If you truly care about the kind of person you're gonna someday unleash on society, you as a parent will spend more time communicating with your kid. Talk to them, they shouldn't be afraid to share their problems or tell you stuff. Children who have such an open channel of communication with their parents, are less likely to do "funny" things behind their backs or suddenly just commit suicide.
Hobbies are important
Children should have other interests besides their studies, whether it is sporting activities, learning arts and crafts ( I highly recommend this, it enhances creativity), reading ( also super duper important) or any other hobby. People who have hobbies are interesting people. It adds another dimension to your personality. And in many cases, childhood hobbies have become future careers.
Reading and writing was my numero uno hobby when I was a kid. I wrote my first piece of poetry when I was 10. Right from primary school I was focused on being a writer. With such an early determination and focus on what I wanted to be, mum and dad did not waste their time trying to push the doctor-lawyer thing down my throat.

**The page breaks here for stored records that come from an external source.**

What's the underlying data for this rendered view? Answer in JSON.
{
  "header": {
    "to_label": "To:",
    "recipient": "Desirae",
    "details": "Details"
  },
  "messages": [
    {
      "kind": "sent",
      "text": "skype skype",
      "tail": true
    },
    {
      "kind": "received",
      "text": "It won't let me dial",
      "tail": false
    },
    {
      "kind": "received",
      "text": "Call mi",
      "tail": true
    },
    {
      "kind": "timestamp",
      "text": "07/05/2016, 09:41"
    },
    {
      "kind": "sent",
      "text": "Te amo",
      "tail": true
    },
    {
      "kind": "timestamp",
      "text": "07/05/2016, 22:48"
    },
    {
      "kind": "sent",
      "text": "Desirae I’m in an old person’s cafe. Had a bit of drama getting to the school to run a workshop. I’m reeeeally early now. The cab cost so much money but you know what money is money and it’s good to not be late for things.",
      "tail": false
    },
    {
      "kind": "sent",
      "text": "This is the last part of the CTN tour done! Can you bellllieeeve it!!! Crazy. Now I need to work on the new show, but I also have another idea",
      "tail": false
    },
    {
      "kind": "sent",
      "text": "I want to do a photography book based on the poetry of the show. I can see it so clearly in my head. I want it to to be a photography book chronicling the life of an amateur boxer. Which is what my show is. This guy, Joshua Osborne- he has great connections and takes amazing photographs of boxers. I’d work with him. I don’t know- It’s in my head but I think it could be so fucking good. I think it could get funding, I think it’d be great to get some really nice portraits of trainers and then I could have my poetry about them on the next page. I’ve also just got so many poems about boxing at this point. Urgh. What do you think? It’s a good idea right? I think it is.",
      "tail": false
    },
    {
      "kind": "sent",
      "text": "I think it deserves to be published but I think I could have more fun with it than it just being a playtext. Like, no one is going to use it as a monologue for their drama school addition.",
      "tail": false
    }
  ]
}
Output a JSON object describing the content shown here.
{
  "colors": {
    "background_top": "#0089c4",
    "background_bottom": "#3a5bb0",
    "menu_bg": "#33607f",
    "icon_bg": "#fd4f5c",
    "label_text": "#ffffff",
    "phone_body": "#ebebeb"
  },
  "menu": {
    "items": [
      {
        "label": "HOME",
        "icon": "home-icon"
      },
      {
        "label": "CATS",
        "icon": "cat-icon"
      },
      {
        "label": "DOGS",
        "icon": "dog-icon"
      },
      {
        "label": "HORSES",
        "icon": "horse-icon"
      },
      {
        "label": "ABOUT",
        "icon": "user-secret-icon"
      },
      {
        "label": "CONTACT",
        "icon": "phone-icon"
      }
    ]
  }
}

My brother loved tinkering with electrical gadgets and computers, today he naturally works in IT and is enjoying every moment of it. There are others like us too, who are blessed to have parents who allowed us to pursue our natural inclinations.
Unfortunately there are also those parents who decide from when their kids are in the womb, what they are going to be someday. Foisting your dreams on your young ones or expecting them to be like you is unfair.
Sometime ago, I read an interview given by Malaysian astronaut Datuk Dr Sheikh Muszaphar Shukor and his wife Dr Harlina Mohd Yunos to a Malay magazine. The couple said they wanted their daughter and any other children they had to become doctors. They said they would speak to their kids about stuff related to medicine from a young age, so their kids would desire to follow in their footsteps.
If your kid wants to follow in your footsteps, that is fair enough. Many children do see their parents as role models and some talents are genetic after all. But on the other side of the coin, children who constantly feel the pressure of having to live up to their parents successes do suffer psychologically.
Not every child is the same, some absorb knowledge faster, and some don't. This of course does not mean that the latter is stupid. They could be better at other things. A good parent will see this and try to get them to develop their skills in other areas. Instead of pushing them to be like their other siblings who are high academic achievers for instance.
When I was in school, my parents naturally expected me to get good results. But I also got to watch TV and do other stuff. My mother always emphasised that my results should be good enough to gain entry into university. But being good parents they also knew that I was better at languages and subjects that required reading versus those that centred on formulas and calculations like maths and physics. So there was no insane expectations that I should get distinctions in these subjects.
They always said that I should do my best, but if my results were not so great, it was OK. The important thing was that I had given it my best - and that was good enough for them. My dad also said that SPM was really just the beginning and he was more interested in how we ( my siblings and I) fared after that - for that is when life truly begins.
So yes, it is sad to see some students end their lives even before it can begin.